My daughter, Beth, has been gone for 4 years.
Every Sunday evening at exactly 7 PM, I call her old number. I let it ring twice, and then her voice says, “Hi, you’ve reached Beth, leave a message after the beep,” bright as a kitchen window. I always hang up before the beep, because the beep is where the silence starts.
Her husband, Mark, had kept the line active for me. He never said so out loud, but I knew what a phone bill was. I appreciated it. I thought it was his way of keeping a piece of her alive too, even after he met Sarah.

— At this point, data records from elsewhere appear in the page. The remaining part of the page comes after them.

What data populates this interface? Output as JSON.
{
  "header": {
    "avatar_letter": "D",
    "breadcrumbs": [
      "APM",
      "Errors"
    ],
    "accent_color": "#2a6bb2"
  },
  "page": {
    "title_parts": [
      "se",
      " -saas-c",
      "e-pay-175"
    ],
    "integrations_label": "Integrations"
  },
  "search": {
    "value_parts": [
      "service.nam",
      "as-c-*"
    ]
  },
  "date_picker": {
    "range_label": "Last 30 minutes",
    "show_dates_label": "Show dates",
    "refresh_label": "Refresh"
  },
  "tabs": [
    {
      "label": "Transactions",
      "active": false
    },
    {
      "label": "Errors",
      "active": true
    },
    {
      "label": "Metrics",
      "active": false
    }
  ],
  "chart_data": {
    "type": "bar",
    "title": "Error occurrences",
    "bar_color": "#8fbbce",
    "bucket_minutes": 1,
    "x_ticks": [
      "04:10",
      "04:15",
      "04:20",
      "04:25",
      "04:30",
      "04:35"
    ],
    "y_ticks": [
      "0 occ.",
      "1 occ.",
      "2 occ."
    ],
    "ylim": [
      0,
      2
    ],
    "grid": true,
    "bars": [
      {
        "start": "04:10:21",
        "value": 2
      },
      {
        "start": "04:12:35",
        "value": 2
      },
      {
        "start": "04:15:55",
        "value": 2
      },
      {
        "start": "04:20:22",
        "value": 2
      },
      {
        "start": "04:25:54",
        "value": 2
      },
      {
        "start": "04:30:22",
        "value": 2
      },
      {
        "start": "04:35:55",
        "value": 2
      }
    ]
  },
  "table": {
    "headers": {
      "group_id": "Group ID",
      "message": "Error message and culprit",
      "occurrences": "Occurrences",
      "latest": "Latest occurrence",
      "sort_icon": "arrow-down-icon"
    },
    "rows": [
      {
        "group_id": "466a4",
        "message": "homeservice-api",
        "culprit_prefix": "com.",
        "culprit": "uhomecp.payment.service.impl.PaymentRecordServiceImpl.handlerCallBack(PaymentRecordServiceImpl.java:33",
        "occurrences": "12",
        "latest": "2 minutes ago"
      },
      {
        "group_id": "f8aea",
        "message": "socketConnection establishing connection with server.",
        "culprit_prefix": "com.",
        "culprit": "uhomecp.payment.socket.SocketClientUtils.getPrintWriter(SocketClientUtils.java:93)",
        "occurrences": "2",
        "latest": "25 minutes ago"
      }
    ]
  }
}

Sarah had been Beth’s bridesmaid. She had stood in the church in a lilac dress, holding a bouquet of baby’s breath, weeping louder than anyone else at the funeral. Now, she was living in Beth’s house, sleeping in Beth’s bed, and organizing a 50,000 dollar wedding to my former son-in-law.
I need to explain something about Sarah. She was always efficient. When Beth died, Sarah was the one who volunteered to pack up her closet. She said it was too hard for Mark. I remember standing in the hallway, watching her carry out boxes of Beth’s sweaters. She had a small, focused line between her eyebrows. It looked like work to her. It did not look like grief.
I actually defended her to my sister that week. I told her Sarah was just trying to be strong for Mark. Looking back, I sound so stupid, but at the time, it genuinely made sense to me. I wanted to believe people were good.
But on Monday morning, the phone company called.
I was sitting in my living room, the one with the worn floral carpet and the framed pictures of Beth on the mantle. The sky outside was gray, the typical Toledo November chill pressing against the glass.